# App Behaviors and Root



## krbjmpr (Mar 12, 2019)

Was reading another thread (i-had-to-leave-uber-because-of-geico) and decided my comment would be better by itself. 

Default permissions for all apps is to:
1) Start Automatically
2) Run in background
3) Access to wifi
4) Access to cellular
5) Location, incl high powered tracking
6) Notifications
7) Access to phone identity


Android 7+ also require an additional okay when app runs for privacy matters, such as SD card access, camera, accounts etc. 

Let's say app XYZDev is installed, you open it, like it and keep it. Now thus app will always be running on your phone. If you kill it, it will be restarted. While it's running, it will monitor all services that is has permissions for, including and especially location. Your habits are valuable and company will use your data internally and monetize externally. 

It doesn't matter if Android or iOS. Both platforms are guilty. iOS is much more stringent though, giving credit where due and all. 

What's solution? ROOT / JAIL BREAK YOUR DEVICE! If it is possible, that is. Not all can be but many many are. You gain so much more in control, for perhaps getting hassled later on. Full control of permissions.

My LG had an OEM bootloader unlock. Easy to root. I get a startup complaint but very easy to get through- just 2 presses of volume button. 

I use Magisk for root and control. It also hides root from apps that look for it (like Amz Flex). 

Uber Driver doesn't start with phone anymore. It doesn't have access to wifi (I think, more further down). Only cellular. It isn't able to see what other apps are running. It does hook into Google API for sound which prevents any further control, and for location. 

Lyft Driver is similar to Uber, but have removed audio focus. It doesn't interrupt Amazon music with directions. it plays them with Amazon music. 

My Root Insurance app is isolated from data and location if I am not using it. Got tired of its crunching numbers messages. So it has data, location, autostart, run in background, turn screen on, notifications all turned off. 

If you don't like root, you can remove it. You are also able to get root temp to install control app via adb. Check into it. I bet you will be happy once you start using it. 

OH yeah, Google APIs. These are what run the phone. Yes, I can turn them off but then other apps start to break.
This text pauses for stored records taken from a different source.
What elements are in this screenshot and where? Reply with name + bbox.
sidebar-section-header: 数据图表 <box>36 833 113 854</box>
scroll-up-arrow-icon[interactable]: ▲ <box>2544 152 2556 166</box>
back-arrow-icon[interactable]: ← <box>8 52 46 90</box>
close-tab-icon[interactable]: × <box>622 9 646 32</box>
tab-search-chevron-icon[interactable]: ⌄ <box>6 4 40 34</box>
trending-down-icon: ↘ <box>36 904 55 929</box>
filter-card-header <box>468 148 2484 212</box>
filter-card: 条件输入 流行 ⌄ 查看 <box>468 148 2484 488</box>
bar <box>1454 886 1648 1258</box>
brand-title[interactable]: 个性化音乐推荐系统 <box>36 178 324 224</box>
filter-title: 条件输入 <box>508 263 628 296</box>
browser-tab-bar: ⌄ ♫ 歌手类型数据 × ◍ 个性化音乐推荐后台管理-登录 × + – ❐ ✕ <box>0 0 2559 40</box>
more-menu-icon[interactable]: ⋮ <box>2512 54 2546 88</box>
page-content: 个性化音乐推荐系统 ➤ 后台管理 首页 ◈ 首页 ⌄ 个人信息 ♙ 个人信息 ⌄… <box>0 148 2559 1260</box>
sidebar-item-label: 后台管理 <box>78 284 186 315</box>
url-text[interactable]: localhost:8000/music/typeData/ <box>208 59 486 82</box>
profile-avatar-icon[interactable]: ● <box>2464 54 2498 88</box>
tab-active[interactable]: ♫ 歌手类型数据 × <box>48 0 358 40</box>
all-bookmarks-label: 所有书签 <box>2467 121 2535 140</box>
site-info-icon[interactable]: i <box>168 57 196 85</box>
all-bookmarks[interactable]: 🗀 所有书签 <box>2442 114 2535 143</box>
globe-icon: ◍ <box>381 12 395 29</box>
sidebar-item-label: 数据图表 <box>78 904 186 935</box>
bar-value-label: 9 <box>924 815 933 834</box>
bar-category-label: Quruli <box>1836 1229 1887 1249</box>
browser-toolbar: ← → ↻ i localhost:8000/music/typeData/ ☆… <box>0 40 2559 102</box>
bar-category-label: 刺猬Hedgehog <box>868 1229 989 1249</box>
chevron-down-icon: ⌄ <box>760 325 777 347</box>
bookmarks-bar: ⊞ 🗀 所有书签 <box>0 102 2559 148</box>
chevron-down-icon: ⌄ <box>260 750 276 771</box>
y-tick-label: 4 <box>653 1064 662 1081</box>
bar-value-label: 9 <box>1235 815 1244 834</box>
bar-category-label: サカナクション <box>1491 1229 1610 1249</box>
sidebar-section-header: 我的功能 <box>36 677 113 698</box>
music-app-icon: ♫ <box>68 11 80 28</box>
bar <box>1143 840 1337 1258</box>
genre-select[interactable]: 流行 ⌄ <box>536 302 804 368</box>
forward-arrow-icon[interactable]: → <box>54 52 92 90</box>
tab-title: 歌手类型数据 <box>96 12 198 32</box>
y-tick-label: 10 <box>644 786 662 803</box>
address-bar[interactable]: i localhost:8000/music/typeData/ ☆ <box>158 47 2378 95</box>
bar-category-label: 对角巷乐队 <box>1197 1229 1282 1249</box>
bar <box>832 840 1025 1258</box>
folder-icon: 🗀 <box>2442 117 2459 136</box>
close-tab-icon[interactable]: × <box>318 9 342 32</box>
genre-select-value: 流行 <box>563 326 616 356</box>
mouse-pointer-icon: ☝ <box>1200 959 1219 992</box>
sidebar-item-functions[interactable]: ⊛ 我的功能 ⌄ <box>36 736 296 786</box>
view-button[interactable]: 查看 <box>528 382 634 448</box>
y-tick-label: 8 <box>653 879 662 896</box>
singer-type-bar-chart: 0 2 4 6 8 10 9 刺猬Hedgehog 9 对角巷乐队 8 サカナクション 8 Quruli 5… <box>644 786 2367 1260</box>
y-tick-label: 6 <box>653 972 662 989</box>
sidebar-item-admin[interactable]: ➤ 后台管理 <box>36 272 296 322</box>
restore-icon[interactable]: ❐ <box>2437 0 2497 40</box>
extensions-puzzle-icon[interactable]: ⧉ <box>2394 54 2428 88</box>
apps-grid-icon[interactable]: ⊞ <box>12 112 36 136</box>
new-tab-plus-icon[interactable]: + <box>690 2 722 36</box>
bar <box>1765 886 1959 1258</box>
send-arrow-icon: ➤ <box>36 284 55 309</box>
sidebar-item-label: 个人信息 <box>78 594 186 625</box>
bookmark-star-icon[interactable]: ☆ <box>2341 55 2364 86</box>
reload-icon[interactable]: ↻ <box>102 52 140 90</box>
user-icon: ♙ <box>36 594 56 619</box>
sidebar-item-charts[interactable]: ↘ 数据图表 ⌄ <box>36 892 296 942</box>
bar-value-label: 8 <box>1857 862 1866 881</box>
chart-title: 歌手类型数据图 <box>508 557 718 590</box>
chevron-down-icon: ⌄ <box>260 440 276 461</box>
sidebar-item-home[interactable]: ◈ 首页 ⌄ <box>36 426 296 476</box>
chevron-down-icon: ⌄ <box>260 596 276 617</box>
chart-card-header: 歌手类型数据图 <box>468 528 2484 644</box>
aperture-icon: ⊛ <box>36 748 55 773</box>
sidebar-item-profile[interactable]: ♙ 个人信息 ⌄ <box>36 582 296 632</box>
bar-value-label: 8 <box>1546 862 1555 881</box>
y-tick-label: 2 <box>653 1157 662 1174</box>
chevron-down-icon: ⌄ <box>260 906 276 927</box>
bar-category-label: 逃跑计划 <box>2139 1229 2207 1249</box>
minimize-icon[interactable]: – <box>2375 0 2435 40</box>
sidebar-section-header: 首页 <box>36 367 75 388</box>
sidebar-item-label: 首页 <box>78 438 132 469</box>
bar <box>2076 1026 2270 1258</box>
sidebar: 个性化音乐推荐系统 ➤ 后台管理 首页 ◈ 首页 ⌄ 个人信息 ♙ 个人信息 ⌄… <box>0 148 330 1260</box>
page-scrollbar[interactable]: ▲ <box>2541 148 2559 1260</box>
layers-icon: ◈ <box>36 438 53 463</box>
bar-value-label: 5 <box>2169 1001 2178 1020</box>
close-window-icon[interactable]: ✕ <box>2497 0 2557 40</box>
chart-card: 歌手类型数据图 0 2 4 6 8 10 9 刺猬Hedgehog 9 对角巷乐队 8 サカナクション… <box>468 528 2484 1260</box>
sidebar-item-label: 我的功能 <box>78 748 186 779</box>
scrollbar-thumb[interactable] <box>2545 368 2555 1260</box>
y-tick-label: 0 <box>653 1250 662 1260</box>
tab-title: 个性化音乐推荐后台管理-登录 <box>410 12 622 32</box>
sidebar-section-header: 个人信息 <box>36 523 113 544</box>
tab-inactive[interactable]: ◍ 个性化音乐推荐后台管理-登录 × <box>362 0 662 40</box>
I have gotten wind of an app in dev that controls the various hooks but have not seen it. I still consider it to be vaporware. Uber hooks extensively for location and sound. It interferes with audio playback. I need a Bluetooth 5 phone to be able to use Qualcomm chipdet for individual app control. not worth upgrading for, since I am nearly dead and all. Plays hell with my bt hearing aides tho.


----------